Time Period3 Months [change]
DirectionMoves Together 
ValuesDaily Returns

RBC Small Cap  vs.  Dfa US Targeted

 Performance (%) 
RBC Small Cap 
 RBVAX Performance
5 of 100
Compared to the overall equity markets, risk-adjusted returns on investments in RBC Small Cap are ranked lower than 5 (%) of all funds and portfolios of funds over the last 90 days. In spite of fairly strong basic indicators, RBC Small is not utilizing all of its potentials. The current stock price disturbance, may contribute to short-term losses for the investors.
Dfa US Targeted 
 DFTVX Performance
8 of 100
Compared to the overall equity markets, risk-adjusted returns on investments in Dfa US Targeted are ranked lower than 8 (%) of all funds and portfolios of funds over the last 90 days. In spite of fairly weak basic indicators, Dfa US may actually be approaching a critical reversion point that can send shares even higher in November 2021.

RBC Small and Dfa US Volatility Contrast

 Predicted Return Density 

Pair Trading with RBC Small and Dfa US

The main advantage of trading using opposite RBC Small and Dfa US positions is that it hedges away some unsystematic risk.

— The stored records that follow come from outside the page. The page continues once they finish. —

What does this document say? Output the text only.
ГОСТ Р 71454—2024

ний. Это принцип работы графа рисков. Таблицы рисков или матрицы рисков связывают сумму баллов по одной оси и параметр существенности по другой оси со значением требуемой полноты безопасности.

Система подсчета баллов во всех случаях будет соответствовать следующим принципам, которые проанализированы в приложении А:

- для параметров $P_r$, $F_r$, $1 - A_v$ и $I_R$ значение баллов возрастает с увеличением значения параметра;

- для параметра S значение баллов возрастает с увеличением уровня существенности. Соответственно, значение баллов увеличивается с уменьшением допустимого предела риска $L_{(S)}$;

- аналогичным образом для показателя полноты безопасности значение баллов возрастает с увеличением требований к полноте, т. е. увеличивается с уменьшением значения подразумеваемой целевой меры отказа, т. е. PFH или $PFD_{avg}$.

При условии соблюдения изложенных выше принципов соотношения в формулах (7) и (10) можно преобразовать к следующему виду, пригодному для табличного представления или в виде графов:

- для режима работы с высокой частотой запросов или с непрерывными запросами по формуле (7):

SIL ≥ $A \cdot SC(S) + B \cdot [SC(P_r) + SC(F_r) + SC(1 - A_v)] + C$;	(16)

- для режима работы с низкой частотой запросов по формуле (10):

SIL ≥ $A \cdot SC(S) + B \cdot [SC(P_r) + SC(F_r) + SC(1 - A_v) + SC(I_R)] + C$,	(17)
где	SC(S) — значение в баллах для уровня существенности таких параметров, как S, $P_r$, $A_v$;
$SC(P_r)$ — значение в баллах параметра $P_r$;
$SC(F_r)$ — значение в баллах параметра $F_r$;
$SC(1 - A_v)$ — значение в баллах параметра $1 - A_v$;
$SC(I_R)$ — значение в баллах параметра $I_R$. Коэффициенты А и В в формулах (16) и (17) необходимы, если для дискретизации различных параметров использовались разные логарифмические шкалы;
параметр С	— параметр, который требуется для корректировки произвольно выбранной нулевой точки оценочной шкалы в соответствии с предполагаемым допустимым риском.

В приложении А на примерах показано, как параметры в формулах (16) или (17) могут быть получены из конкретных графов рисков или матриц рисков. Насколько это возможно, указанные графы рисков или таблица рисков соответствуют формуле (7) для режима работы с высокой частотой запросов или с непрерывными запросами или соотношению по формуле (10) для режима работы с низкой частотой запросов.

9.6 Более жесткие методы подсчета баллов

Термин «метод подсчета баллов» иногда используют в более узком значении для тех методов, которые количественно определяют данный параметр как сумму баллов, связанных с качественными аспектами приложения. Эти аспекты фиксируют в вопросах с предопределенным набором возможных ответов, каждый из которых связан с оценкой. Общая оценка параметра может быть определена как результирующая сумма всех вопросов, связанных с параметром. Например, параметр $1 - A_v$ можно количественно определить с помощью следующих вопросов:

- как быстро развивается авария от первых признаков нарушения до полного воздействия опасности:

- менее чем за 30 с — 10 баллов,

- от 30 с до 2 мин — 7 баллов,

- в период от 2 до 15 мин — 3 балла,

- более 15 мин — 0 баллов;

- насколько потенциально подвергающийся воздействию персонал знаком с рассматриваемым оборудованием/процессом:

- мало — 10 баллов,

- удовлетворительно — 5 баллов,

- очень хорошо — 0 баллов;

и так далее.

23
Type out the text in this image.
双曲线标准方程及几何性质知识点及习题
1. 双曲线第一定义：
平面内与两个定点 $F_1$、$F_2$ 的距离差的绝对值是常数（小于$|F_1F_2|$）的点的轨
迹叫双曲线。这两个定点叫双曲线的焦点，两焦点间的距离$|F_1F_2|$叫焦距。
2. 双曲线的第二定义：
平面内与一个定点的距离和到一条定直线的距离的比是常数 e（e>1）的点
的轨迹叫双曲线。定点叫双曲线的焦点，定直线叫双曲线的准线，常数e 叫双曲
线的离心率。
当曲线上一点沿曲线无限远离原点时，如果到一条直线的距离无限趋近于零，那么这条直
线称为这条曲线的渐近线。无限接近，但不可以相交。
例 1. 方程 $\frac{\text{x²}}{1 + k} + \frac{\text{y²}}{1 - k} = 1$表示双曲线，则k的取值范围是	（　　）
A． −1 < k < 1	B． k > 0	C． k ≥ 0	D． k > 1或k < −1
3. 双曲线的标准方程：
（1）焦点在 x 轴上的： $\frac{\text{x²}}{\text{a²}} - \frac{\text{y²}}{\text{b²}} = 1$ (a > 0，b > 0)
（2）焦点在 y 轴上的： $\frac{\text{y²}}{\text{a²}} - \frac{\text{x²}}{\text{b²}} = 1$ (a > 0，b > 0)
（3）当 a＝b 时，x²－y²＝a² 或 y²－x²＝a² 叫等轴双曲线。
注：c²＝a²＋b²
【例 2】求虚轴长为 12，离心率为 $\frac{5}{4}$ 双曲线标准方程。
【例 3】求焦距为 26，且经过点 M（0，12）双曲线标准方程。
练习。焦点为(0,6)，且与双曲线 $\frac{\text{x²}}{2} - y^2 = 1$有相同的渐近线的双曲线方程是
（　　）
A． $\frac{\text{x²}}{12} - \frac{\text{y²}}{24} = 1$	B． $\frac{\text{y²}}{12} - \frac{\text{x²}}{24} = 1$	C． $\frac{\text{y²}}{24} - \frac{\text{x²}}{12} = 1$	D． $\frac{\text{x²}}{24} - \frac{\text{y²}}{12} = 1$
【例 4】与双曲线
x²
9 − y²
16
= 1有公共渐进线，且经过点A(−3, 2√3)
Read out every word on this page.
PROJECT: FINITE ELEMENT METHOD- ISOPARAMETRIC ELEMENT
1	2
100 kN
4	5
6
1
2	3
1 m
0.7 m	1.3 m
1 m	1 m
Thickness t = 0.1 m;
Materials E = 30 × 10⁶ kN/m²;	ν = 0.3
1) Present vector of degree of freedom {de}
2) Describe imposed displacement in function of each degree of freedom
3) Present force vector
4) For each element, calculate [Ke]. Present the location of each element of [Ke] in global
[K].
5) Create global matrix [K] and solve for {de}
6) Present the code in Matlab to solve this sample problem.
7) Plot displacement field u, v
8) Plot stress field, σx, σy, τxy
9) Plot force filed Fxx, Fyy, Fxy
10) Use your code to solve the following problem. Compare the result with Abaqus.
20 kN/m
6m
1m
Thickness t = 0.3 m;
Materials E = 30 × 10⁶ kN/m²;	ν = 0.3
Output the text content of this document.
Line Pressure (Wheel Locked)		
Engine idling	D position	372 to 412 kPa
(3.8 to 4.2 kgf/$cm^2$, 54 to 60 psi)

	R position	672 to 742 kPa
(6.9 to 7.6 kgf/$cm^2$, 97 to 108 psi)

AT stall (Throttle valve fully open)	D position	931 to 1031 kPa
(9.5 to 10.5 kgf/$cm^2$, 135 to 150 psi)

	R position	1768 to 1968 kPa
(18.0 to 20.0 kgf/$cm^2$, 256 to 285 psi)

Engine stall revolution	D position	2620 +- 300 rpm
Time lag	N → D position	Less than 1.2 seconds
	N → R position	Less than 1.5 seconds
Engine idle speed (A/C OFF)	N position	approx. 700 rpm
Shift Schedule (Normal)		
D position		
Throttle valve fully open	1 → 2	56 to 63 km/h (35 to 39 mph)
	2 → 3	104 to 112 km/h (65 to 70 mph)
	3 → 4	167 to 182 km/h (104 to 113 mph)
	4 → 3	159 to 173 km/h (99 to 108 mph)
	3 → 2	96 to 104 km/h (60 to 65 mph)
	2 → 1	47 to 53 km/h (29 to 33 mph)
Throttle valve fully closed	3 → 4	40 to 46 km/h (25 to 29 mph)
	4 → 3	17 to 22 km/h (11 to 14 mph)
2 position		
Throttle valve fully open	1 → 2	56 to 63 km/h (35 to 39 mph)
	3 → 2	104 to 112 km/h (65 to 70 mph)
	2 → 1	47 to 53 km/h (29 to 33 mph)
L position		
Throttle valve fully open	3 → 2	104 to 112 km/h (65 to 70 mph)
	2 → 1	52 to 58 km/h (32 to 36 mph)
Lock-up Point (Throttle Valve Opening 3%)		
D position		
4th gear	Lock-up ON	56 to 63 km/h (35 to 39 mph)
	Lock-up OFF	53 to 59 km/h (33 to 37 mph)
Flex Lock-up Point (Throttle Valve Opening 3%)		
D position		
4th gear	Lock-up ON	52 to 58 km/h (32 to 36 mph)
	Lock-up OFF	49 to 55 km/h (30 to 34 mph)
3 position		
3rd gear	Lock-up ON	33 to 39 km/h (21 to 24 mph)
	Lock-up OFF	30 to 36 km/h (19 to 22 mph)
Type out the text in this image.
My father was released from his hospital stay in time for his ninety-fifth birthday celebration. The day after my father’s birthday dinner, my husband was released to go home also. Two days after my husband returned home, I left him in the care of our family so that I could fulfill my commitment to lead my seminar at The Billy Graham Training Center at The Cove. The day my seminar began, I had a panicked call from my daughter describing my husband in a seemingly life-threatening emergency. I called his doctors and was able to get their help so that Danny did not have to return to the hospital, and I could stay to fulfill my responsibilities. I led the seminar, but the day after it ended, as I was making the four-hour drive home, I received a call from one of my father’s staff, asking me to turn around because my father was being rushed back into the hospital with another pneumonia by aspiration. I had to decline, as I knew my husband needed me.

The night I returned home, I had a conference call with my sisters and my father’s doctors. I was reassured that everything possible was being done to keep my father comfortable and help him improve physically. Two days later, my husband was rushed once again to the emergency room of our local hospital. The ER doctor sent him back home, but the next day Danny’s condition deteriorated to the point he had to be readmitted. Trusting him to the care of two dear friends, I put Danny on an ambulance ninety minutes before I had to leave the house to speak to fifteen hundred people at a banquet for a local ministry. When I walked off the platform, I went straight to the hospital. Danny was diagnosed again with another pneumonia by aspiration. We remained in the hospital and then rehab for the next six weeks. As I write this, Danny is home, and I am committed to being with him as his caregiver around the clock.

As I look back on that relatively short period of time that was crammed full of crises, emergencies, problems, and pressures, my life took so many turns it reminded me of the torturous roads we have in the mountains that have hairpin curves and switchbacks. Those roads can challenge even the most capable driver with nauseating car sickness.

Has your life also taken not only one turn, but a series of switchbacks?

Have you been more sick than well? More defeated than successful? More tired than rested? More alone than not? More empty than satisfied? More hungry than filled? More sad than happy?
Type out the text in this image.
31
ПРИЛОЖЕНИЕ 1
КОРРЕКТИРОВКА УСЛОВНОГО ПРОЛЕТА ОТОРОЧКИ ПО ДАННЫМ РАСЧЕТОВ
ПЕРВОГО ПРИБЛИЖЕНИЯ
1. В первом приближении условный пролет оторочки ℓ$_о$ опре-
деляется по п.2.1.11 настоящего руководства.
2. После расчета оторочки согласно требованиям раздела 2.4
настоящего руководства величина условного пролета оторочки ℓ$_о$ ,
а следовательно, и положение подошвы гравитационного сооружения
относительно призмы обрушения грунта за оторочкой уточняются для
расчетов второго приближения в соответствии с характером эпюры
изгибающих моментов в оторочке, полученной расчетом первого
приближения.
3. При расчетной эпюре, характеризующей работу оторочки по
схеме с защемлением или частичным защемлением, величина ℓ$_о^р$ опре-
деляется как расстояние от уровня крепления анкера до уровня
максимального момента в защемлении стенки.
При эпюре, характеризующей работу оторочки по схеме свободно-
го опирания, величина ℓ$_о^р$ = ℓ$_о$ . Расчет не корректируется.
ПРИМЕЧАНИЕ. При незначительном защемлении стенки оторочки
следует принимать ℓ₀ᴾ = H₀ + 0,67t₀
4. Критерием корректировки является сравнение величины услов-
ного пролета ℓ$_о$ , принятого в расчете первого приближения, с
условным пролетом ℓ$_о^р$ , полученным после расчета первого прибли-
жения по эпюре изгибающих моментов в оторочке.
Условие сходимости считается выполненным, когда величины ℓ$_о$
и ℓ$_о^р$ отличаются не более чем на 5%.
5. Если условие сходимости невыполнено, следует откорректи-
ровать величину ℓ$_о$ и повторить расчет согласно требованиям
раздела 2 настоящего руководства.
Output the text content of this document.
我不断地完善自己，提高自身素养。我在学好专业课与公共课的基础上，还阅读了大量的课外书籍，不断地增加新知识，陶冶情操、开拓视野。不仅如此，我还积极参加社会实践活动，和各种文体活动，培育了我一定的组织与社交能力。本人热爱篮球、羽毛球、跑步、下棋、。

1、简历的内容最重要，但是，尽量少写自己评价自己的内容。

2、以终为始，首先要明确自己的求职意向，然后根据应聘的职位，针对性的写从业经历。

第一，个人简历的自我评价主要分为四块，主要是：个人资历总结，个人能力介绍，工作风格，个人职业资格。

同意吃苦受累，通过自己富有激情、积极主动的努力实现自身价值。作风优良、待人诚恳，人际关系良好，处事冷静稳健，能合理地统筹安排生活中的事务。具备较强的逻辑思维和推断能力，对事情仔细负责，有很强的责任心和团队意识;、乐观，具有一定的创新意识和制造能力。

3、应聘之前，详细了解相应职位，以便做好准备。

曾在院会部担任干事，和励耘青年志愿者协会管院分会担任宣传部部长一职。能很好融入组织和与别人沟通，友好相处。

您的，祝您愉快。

Because of two separate transactions, even if RBC Small position performs unexpectedly, Dfa US can make up some of the losses. Pair trading also minimizes risk from directional movements in the market. For example, if an entire industry or sector drops because of unexpected headlines, the short position in Dfa US will offset losses from the drop in Dfa US's long position.
The idea behind RBC Small Cap and Dfa US Targeted pairs trading is to make the combined position market-neutral, meaning the overall market's direction will not affect its win or loss (or potential downside or upside). This can be achieved by designing a pairs trade with two highly correlated stocks or equities that operate in a similar space or sector, making it possible to obtain profits through simple and relatively low-risk investment.
Check out your portfolio center. Note that this page's information should be used as a complementary analysis to find the right mix of equity instruments to add to your existing portfolios or create a brand new portfolio. You can also try Equity Forecasting module to use basic forecasting models to generate price predictions and determine price momentum.